In This Article:
This story was originally published on Trucking Dive. To receive daily news and insights, subscribe to our free daily Trucking Dive newsletter.
Dive Brief:
-
Old Dominion Freight Line’s operating income dropped 9.7% year over year in Q3, with a slow economy and lighter weight per shipment pushing revenue negative for the first time this year, the carrier reported Wednesday.
-
But the LTL industry leader has observed encouraging volume trends so far in October, CFO Adam Satterfield told investors on an earnings call.
-
“This is the first time that we've been, I would say, relatively close to what our normal sequential changes have been in the first month of a quarter,” he said. “So we feel pretty good about how volumes are trending.”
Dive Insight:
Heavier shipments are considered an early indicator of a freight cycle upswing, especially from a manufacturing sector that usually makes up 55% to 60% of Old Dominion’s revenue. Retail demand continued to outperform that of industrial customers, the company reported.
Old Dominion’s weight per shipment dropped 1.4% YoY in Q3, and average weight per shipment has been under 1,500 pounds all year, the company reported.

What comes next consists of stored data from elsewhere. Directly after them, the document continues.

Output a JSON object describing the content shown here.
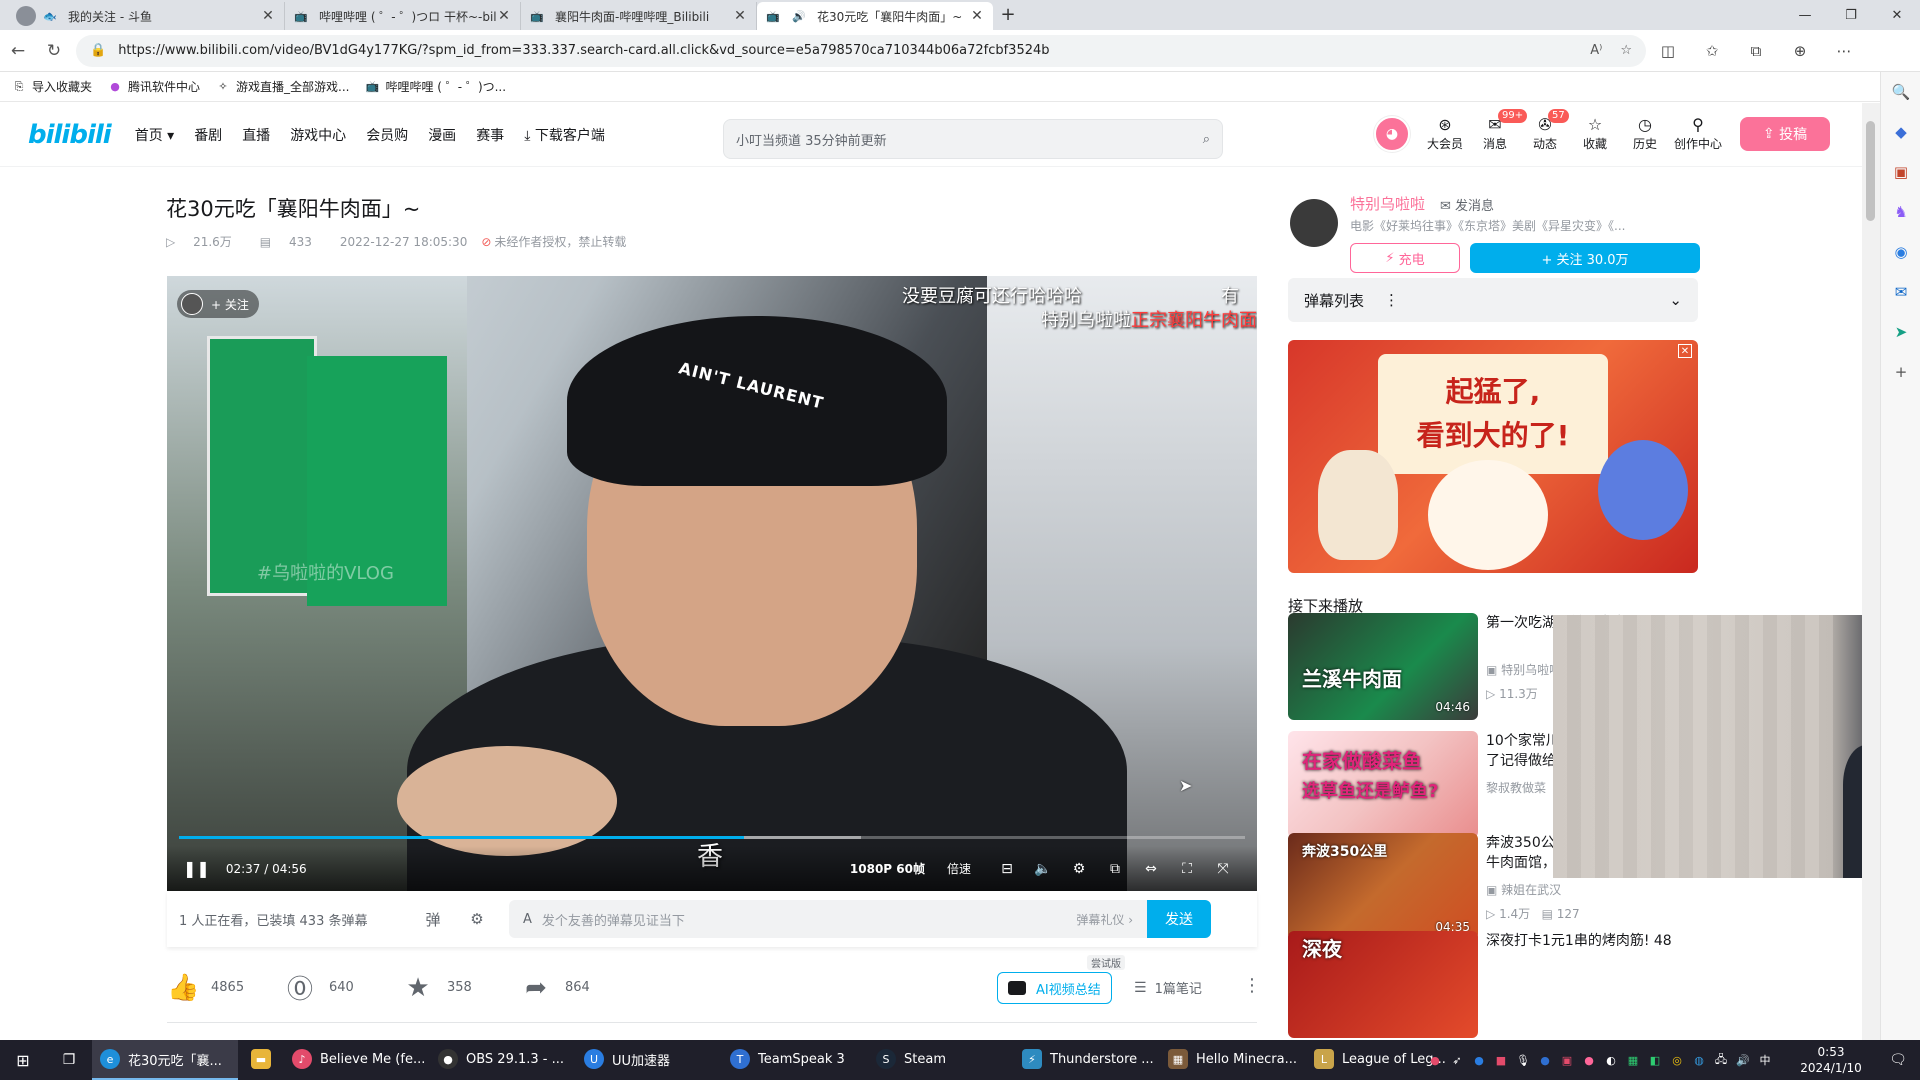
{
  "browser": {
    "tabs": [
      {
        "title": "我的关注 - 斗鱼",
        "icon": "douyu-icon"
      },
      {
        "title": "哔哩哔哩 ( ゜- ゜)つロ 干杯~-bilib",
        "icon": "bilibili-tv-icon"
      },
      {
        "title": "襄阳牛肉面-哔哩哔哩_Bilibili",
        "icon": "bilibili-tv-icon"
      },
      {
        "title": "花30元吃「襄阳牛肉面」~",
        "icon": "bilibili-tv-icon"
      }
    ],
    "url": "https://www.bilibili.com/video/BV1dG4y177KG/?spm_id_from=333.337.search-card.all.click&vd_source=e5a798570ca710344b06a72fcbf3524b",
    "bookmarks": [
      "导入收藏夹",
      "腾讯软件中心",
      "游戏直播_全部游戏...",
      "哔哩哔哩 ( ゜- ゜)つ..."
    ]
  },
  "header": {
    "logo": "bilibili",
    "nav": [
      "首页",
      "番剧",
      "直播",
      "游戏中心",
      "会员购",
      "漫画",
      "赛事",
      "下载客户端"
    ],
    "search_placeholder": "小叮当频道  35分钟前更新",
    "right_items": [
      {
        "label": "大会员",
        "icon": "vip-icon",
        "badge": ""
      },
      {
        "label": "消息",
        "icon": "message-icon",
        "badge": "99+"
      },
      {
        "label": "动态",
        "icon": "dynamic-icon",
        "badge": "57"
      },
      {
        "label": "收藏",
        "icon": "star-icon",
        "badge": ""
      },
      {
        "label": "历史",
        "icon": "history-icon",
        "badge": ""
      },
      {
        "label": "创作中心",
        "icon": "creator-icon",
        "badge": ""
      }
    ],
    "upload": "投稿"
  },
  "video": {
    "title": "花30元吃「襄阳牛肉面」~",
    "views": "21.6万",
    "danmaku_count": "433",
    "date": "2022-12-27 18:05:30",
    "copyright": "未经作者授权，禁止转载"
  },
  "player": {
    "follow_chip": "+ 关注",
    "danmaku": [
      "没要豆腐可还行哈哈哈",
      "有",
      "特别乌啦啦"
    ],
    "danmaku_red": "正宗襄阳牛肉面",
    "watermark": "#乌啦啦的VLOG",
    "cap_text": "AIN'T LAURENT",
    "subtitle": "香",
    "current_time": "02:37",
    "time_sep": "/",
    "total_time": "04:56",
    "progress": 0.53,
    "buffered": 0.64,
    "quality": "1080P 60帧",
    "speed": "倍速"
  },
  "sendbar": {
    "viewers": "1 人正在看，已装填 433 条弹幕",
    "placeholder": "发个友善的弹幕见证当下",
    "etiquette": "弹幕礼仪 ›",
    "send": "发送"
  },
  "actions": {
    "like": "4865",
    "coin": "640",
    "favorite": "358",
    "share": "864",
    "ai_summary": "AI视频总结",
    "ai_tag": "尝试版",
    "notes": "1篇笔记"
  },
  "uploader": {
    "name": "特别乌啦啦",
    "message": "发消息",
    "desc": "电影《好莱坞往事》《东京塔》美剧《异星灾变》《...",
    "charge": "充电",
    "follow": "+ 关注 30.0万"
  },
  "danmaku_list": {
    "label": "弹幕列表"
  },
  "ad": {
    "line1": "起猛了,",
    "line2": "看到大的了!"
  },
  "next_up": {
    "heading": "接下来播放",
    "items": [
      {
        "title": "第一次吃湖北兰溪牛肉面",
        "author": "特别乌啦啦",
        "views": "11.3万",
        "danmaku": "",
        "duration": "04:46",
        "thumb_text": "兰溪牛肉面",
        "thumb_text2": ""
      },
      {
        "title": "10个家常川菜手把手教学，学会了记得做给家人吃!",
        "author": "黎叔教做菜",
        "views": "",
        "danmaku": "",
        "duration": "",
        "thumb_text": "在家做酸菜鱼",
        "thumb_text2": "选草鱼还是鲈鱼?"
      },
      {
        "title": "奔波350公里来吃襄阳排名第一的牛肉面馆，天天排长队...",
        "author": "辣姐在武汉",
        "views": "1.4万",
        "danmaku": "127",
        "duration": "04:35",
        "thumb_text": "奔波350公里",
        "thumb_text2": ""
      },
      {
        "title": "深夜打卡1元1串的烤肉筋! 48",
        "author": "",
        "views": "",
        "danmaku": "",
        "duration": "",
        "thumb_text": "深夜",
        "thumb_text2": ""
      }
    ]
  },
  "taskbar": {
    "apps": [
      {
        "label": "花30元吃「襄...",
        "active": true,
        "color": "#1e8fd9"
      },
      {
        "label": "",
        "active": false,
        "color": "#e8b53a"
      },
      {
        "label": "Believe Me (fe...",
        "active": false,
        "color": "#e34b6b"
      },
      {
        "label": "OBS 29.1.3 - ...",
        "active": false,
        "color": "#333333"
      },
      {
        "label": "UU加速器",
        "active": false,
        "color": "#2a7de1"
      },
      {
        "label": "TeamSpeak 3",
        "active": false,
        "color": "#2f6fd1"
      },
      {
        "label": "Steam",
        "active": false,
        "color": "#1b2838"
      },
      {
        "label": "Thunderstore ...",
        "active": false,
        "color": "#2e8bc0"
      },
      {
        "label": "Hello Minecra...",
        "active": false,
        "color": "#7b5a3a"
      },
      {
        "label": "League of Leg...",
        "active": false,
        "color": "#c9a44a"
      }
    ],
    "ime": "中",
    "time": "0:53",
    "date": "2024/1/10"
  }
}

“The reduction in weight per shipment is definitely our customers just shipping less boxes on the skid,” CEO Marty Freeman said on the call. “We’re positive that that'll pick up in maybe the fourth and first quarter.”
The company’s industry-leading service allowed it to add new accounts while retaining existing customers and shipping lanes to mitigate its operating loss, Satterfield said.
“We've been able to keep those relationships intact, and we're primed and ready whenever those customers call,” the CFO said. “If they've got two shipments per week, and ... those two turn into three to four to five to 10 — all of a sudden, instead of making a stop, we're dropping the trailer and getting a full trailer load of outbound product from the manufacturing account.”